When writing code for Parallel Computing Toolbox™ software, you should advance one step at a time in the complexity of your application. Verifying your program at each step prevents your having to debug several potential problems simultaneously. If you run into any problems at any step along the way, back up to the previous step and reverify your code.
The recommended programming practice for distributed or parallel computing applications is
Run code normally on your local machine. First verify all your functions so that as you progress, you are not trying to debug the functions and the distribution at the same time. Run your functions in a single instance of MATLAB® software on your local computer. For programming suggestions, see Techniques to Improve Performance (MATLAB).

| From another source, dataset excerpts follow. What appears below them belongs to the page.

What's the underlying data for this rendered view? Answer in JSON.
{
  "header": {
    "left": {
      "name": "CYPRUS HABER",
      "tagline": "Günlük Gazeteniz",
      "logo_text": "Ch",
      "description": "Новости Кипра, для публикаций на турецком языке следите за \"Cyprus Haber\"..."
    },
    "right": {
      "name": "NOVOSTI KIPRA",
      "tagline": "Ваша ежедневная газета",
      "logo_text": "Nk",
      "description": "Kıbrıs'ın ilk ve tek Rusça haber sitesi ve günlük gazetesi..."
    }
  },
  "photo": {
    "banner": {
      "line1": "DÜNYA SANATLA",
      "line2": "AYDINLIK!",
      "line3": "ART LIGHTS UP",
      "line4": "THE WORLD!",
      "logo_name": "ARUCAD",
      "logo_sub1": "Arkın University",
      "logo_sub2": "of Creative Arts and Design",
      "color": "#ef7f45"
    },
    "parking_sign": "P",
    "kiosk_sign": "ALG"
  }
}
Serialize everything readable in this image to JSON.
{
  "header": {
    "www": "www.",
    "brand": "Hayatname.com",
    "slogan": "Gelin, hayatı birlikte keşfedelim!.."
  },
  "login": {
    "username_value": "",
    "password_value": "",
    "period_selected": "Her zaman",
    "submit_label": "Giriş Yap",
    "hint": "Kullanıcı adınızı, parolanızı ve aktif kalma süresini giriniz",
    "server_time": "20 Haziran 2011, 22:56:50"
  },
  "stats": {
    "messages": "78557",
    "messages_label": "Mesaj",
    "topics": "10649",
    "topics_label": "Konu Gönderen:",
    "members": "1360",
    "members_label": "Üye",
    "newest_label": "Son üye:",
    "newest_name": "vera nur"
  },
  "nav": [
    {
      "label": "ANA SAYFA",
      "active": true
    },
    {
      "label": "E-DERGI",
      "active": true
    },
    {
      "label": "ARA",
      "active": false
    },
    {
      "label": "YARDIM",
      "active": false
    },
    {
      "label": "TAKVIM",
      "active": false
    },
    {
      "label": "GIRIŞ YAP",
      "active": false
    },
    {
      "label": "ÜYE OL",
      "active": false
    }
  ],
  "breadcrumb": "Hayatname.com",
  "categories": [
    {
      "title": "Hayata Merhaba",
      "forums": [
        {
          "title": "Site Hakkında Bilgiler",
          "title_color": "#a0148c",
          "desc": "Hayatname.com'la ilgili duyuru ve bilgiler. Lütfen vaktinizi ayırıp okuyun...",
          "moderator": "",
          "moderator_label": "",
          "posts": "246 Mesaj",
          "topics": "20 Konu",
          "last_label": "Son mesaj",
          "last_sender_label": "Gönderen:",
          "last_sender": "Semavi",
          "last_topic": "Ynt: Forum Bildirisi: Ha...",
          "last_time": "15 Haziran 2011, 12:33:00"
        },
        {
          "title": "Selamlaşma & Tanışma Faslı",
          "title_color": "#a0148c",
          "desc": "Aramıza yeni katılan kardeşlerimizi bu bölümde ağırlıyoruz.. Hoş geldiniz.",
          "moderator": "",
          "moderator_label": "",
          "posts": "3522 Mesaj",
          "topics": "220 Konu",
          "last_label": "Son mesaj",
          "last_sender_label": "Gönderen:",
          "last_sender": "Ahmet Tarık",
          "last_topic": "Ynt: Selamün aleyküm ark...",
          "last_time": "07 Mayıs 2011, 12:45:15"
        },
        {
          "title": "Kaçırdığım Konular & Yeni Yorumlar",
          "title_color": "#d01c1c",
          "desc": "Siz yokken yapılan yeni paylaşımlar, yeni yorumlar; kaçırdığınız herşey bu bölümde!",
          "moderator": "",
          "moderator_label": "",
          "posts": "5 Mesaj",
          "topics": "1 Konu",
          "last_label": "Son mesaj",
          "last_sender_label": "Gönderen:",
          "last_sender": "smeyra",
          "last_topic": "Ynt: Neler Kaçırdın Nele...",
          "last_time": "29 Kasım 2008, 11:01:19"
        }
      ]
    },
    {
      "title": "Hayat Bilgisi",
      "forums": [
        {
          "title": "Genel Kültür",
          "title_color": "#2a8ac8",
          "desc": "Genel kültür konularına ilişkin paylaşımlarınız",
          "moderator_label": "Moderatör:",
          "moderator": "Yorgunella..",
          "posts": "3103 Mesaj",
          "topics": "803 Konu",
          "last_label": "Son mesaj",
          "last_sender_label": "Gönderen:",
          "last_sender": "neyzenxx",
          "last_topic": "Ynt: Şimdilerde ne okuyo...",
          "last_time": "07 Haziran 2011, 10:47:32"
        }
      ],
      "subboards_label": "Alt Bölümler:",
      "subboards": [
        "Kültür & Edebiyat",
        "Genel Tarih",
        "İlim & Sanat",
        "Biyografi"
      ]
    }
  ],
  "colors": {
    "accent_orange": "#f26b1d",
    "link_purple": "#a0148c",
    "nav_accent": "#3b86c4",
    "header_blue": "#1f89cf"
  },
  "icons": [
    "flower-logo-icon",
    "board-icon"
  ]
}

Decide whether you need an independent or communicating job. If your application involves large data sets on which you need simultaneous calculations performed, you might benefit from a communicating job with distributed arrays. If your application involves looped or repetitive calculations that can be performed independently of each other, an independent job might be appropriate.
Modify your code for division. Decide how you want your code divided. For an independent job, determine how best to divide it into tasks; for example, each iteration of a for-loop might define one task. For a communicating job, determine how best to take advantage of parallel processing; for example, a large array can be distributed across all your workers.
Use pmode to develop parallel functionality. Use pmode with the local scheduler to develop your functions on several workers in parallel. As you progress and use pmode on the remote cluster, that might be all you need to complete your work.
Run the independent or communicating job with a local scheduler. Create an independent or communicating job, and run the job using the local scheduler with several local workers. This verifies that your code is correctly set up for batch execution, and in the case of an independent job, that its computations are properly divided into tasks.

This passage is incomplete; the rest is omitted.